A hard RNG is good to find
The recent statistical analysis for drumbeat reminded me I could do with a proper source of random numbers, not generated by a pseudorandom feedback action. Back in the early 1990s I was looking at statistical profiling of execution on microcontrollers, I was surprised then to discover that only by making the sampling period random could I get a true picture of execution distribution. If the address bus was sampled at a fixed rate, say 100kHz, instead of a true picture it would be distorted by activity that was happening at some fraction or harmonic of the sampling frequency. So you would alias out pieces of loops completely or get a bloated count for other areas. Only by true randomness in the sampling timing could you see the reality -- a paradox.
Analogue RNG methodologies
A Google or two around showed that most of the techniques are analogue one way or the other. Many of the methods suffer from a problematic need to amplify some very tiny source of noise, a Zener diode or avalanche transistor junction, by really huge amounts, 90dB or more. There are a couple of suppliers of RF "noise diodes" with flat spectra across a wide frequency range, but they are hard to source.
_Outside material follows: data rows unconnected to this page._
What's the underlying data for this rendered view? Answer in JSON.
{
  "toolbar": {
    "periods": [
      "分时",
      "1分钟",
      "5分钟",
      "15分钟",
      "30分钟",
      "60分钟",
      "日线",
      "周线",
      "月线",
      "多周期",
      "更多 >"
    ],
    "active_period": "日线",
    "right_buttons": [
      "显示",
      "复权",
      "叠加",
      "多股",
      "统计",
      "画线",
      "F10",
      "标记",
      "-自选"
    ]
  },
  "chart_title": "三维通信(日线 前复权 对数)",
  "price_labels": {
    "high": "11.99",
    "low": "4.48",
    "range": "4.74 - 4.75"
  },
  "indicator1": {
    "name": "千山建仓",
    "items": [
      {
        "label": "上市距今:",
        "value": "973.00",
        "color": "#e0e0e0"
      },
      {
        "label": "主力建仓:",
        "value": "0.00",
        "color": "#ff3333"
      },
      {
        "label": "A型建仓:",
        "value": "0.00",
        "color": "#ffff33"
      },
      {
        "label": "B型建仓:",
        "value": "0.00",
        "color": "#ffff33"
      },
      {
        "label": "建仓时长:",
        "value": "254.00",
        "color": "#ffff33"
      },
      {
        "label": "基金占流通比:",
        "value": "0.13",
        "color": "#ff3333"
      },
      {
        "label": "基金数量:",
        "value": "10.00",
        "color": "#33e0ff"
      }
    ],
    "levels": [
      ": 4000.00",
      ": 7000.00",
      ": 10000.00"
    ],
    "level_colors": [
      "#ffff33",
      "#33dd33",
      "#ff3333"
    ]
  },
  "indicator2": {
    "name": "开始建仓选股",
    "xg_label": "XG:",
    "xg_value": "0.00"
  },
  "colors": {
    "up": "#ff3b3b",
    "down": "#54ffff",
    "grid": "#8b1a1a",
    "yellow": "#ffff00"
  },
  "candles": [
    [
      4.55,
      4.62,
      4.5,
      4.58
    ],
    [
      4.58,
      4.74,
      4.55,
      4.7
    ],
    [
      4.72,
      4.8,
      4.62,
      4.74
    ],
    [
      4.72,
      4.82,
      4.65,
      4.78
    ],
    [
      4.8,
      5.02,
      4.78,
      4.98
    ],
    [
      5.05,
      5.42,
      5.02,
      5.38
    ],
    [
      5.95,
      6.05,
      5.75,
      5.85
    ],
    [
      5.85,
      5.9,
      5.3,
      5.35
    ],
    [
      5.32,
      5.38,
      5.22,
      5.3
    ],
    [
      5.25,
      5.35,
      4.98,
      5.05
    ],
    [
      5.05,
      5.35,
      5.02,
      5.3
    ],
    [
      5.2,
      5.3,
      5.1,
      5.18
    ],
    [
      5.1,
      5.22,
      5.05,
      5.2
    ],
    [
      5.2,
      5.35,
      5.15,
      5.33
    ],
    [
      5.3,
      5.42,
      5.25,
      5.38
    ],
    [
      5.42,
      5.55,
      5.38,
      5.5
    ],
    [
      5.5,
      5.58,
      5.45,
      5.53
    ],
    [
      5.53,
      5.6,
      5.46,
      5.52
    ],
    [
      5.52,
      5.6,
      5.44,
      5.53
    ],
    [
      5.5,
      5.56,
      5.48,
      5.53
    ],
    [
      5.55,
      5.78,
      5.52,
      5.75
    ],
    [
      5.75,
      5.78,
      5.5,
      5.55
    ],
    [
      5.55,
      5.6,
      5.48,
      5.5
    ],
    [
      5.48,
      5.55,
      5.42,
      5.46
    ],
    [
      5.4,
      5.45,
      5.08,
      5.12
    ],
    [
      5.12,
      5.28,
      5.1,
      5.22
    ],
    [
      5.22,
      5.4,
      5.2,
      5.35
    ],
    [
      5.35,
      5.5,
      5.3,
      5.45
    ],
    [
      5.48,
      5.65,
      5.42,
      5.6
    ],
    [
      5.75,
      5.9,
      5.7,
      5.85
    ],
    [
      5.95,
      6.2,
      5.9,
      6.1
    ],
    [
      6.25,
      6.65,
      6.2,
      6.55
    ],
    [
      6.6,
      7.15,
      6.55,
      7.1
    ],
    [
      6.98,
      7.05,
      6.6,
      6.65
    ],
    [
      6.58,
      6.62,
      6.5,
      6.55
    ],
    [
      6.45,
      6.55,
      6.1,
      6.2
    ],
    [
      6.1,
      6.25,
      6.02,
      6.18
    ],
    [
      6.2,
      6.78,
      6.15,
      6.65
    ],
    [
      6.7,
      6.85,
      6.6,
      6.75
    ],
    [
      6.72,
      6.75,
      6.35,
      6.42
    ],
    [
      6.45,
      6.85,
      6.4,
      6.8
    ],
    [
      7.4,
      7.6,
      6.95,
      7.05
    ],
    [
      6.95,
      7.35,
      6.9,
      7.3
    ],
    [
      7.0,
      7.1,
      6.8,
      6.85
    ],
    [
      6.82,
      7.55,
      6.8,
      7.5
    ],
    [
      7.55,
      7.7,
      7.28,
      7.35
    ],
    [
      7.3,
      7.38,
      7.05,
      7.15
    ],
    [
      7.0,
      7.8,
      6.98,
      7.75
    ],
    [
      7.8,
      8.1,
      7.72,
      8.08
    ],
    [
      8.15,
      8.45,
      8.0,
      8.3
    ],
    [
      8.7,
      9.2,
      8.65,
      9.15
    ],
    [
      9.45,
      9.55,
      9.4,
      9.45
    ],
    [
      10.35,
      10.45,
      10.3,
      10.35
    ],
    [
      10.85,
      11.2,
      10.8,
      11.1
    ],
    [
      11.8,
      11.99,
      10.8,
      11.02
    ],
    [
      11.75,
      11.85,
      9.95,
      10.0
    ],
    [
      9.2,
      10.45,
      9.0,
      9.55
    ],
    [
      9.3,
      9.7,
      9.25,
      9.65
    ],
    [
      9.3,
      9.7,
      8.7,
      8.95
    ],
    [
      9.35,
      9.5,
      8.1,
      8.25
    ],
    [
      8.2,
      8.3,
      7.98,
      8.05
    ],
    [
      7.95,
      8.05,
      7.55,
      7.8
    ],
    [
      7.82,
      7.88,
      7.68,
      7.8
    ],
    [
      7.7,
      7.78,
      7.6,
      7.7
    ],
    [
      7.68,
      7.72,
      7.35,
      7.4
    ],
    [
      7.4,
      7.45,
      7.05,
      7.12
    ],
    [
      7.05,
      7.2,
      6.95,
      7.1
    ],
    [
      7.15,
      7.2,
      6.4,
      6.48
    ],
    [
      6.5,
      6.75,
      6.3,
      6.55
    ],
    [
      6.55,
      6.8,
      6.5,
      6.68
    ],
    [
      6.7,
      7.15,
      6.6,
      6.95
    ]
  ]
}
Digital non-pseudorandom technique
However there is one technique which while still relying on analogue noise is basically digital -- to run multiple chains of unlocked inverting oscillators and xor the outputs. The unlocked oscillators have no reference at all, they're basically an inverter fed back on its own input -- in fact a chain of inverters. Such a circuit oscillates according to the period of the total delay through the inverter chain... and that is highly sensitive to temperature. Normally with synchronous digital design we choose a clock rate for a circuit that is just below the maximum possible at the worst temperature it is expected to operate at -- and after that we can forget about temperature. But with this asynchronous unlocked oscillator concept, the micro- and macro- temperature dependence is revealed in all its freaky glory, causing the oscillation to drift unpredictably slightly every cycle and over larger period with gross temperature fluctuations.
RFC4086
RFC4086 mentions a recommendation for a RNG based on unlocked inverter chains that is found in IEEE 802.11i.
|\ |\ |\
+-->| >0-->| >0-- 19 total --| >0--+-------+
| |/ |/ |/ | |
| | |
+----------------------------------+ V
+-----+
|\ |\ |\ | | output
+-->| >0-->| >0-- 23 total --| >0--+--->| XOR |------>
| |/ |/ |/ | | |
| | +-----+
+----------------------------------+ ^ ^
| |
|\ |\ |\ | |
+-->| >0-->| >0-- 29 total --| >0--+------+ |
| |/ |/ |/ | |
| | |
+----------------------------------+ |
|
Other randomness, if available ---------+
This has three unlocked, wandering oscillator chains of different lengths being summed at an XOR gate.
Implementing the RFC4086 RNG
Since it needs 71 inverters, you would need 12 74hc04 or similar, it makes more sense to put it all in one CPLD. I have an old XC95108 lying around, so I wrote up the design in VHDL and added a UART interface to issue the sampled random data. This brings up the issue of how quickly it can be sampled and still get high quality randomness... clearly if we sampled it at 10ps it wouldn't be very random at all, since it didn't have time to change between samples. On the other hand if we sampled it at some high multiple of the fastest free-running oscillator period, then there is a lot of opportunity for each oscillator phase to have been affected over the longer time. By using the UART we can control how often we sample the RNG by the baud rate... I initially set it to 9600 baud or 104us/sample. The oscillators should have periods on the order of 150 - 200ns (5 - 6MHz), so this is allowing 500+ cycles of jitter to accumulate in each oscillator before the summed sample is taken.
I'm currently waiting for a programming tool to be delivered so I can program another device to allow programming the XC95108 -- I no longer have any PCs with a printer port I realized yesterday. I am very interested to see what the performance and quality of the randomness is like!